P-CAPT FILTRATION PREVENTS TRANSMISSION OF ENDOGENOUS BLOOD-BORNE INFECTIVITY IN PRIMATES
Tourcoing and Fontenay-aux-roses —February 2015 – Macopharma and the Department of prion and atypical infections research (SEPIA, Institute of Emerging Diseases and Innovative therapies (iMETI), French Alternative Energies and Atomic Energy Commission (CEA), are pleased to announce the publication of new and compelling data on the performance of the Macopharma prion removal filter for red cell concentrates (P-Capt®) in a primate model. The article entitled “Evaluation of the protection of primates transfused with vCJD-infected blood products filtered with prion removal devices: a five years update” has been recently published online in the journal “Transfusion”.
The lack of an established detection method for infectious prions (PrPres) in human blood means animal bioassays must be used to demonstrate the ability of prion removal filters to capture and remove endogenous blood-borne infectivity from leucoreduced red blood cell concentrate.
The new study, undertaken by Macopharma and scientists from CEA / iMETI / SEPIA, comprised the collection of blood from cynomolgus macaques infected with either BSE or vCJD and the processing of the infected blood to provide leucoreduced (L-RBC) or non-leucoreduced (NL-RBC) red cell concentrates using standard methods established for the processing of human blood. L-RBC and NL-RBC were transfused into two healthy primates and red cell concentrates that had been subjected to P-Capt or prototype combined filter were transfused into three healthy primates, respectively.
Among the six macaques transfused with non-filtered samples, five developed neurological signs but only four exhibited peripheral detectable PrPres accumulation.
All three animals in the P-Capt-filtered L-RBC group remained asymptomatic after 74 months.
About variant Creutzfeldt-Jakob Disease
Variant Creutzfeldt-Jakob Disease (vCJD) is characterized by the accumulation of large deposits of misfolded prion protein in the brain and the nervous system and the appearance of sponge-like holes in the brain causing a fatal degenerative CNS disorder. Such abnormal prion proteins may be sufficient to transmit the disease. Although some people’s genetic make-up may protect them, at least 89% of the population may be susceptible to vCJD. vCJD was initially transmitted to humans from BSE infected cows presumably by the consumption of BSE contaminated meat, but a secondary route of transmission by the transfusion of blood units from asymptomatic vCJD individuals threatens to increase the prevalence of the fatal disease.
P-Capt® is a single-use sterile device which was awarded CE mark approval in September 2006. Red blood cells are passed through the filter under gravity and a highly specific affinity adsorbent material captures and removes vCJD prion protein.
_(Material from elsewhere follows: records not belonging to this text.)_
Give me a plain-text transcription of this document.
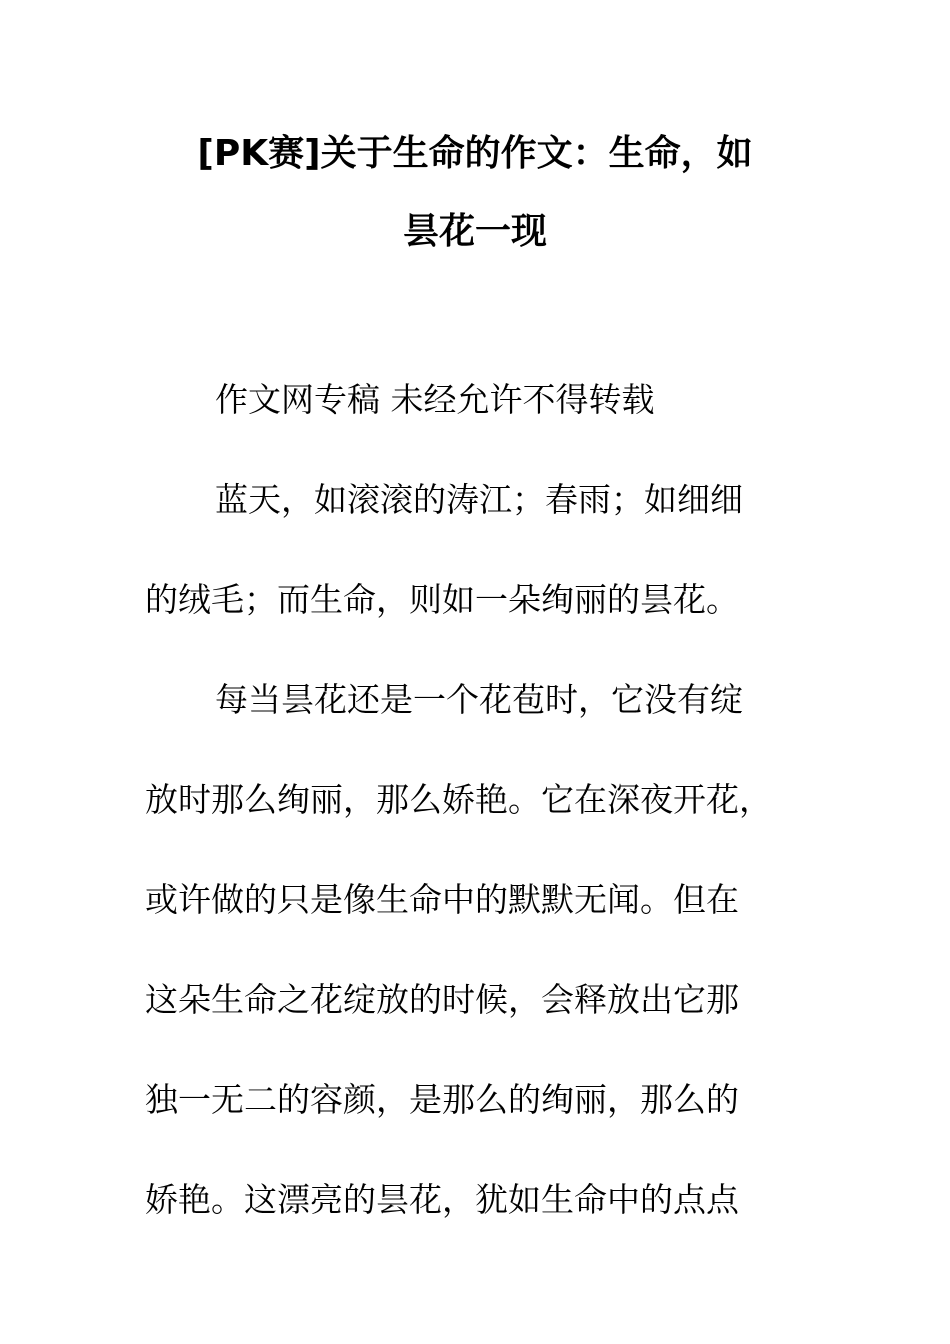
[PK赛]关于生命的作文：生命，如
昙花一现
作文网专稿 未经允许不得转载
蓝天，如滚滚的涛江；春雨；如细细
的绒毛；而生命，则如一朵绚丽的昙花。
每当昙花还是一个花苞时，它没有绽
放时那么绚丽，那么娇艳。它在深夜开花，
或许做的只是像生命中的默默无闻。但在
这朵生命之花绽放的时候，会释放出它那
独一无二的容颜，是那么的绚丽，那么的
娇艳。这漂亮的昙花，犹如生命中的点点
P-Capt® is the only approved product proven to be effective for the removal of prion infectivity from red blood cell concentrate prior to transfusion. It has been evaluated extensively by the UK Blood Services, the Irish Blood Transfusion Service and the British Health Protection Agency since 2006 and has achieved all of the required performance and safety requirements and met all benchmarks. The P-Capt® filter incorporates a prion-specific affinity resin and is manufactured and distributed by Macopharma.
About Macopharma SA
Macopharma SA (“Macopharma”) (www.macopharma.com) is an innovator in global healthcare with expertise in the fields of transfusion and infusion. It has become the largest supplier of in-line leucoreduction filtration sets in Europe and is expanding its efforts into the cellular therapy field by developing products for cell expansion, in addition to cell/organ processing and freezing. Headquartered in the Lille metropolitan area (France), Macopharma has three manufacturing facilities in Europe and their products are sold into more than 70 countries worldwide.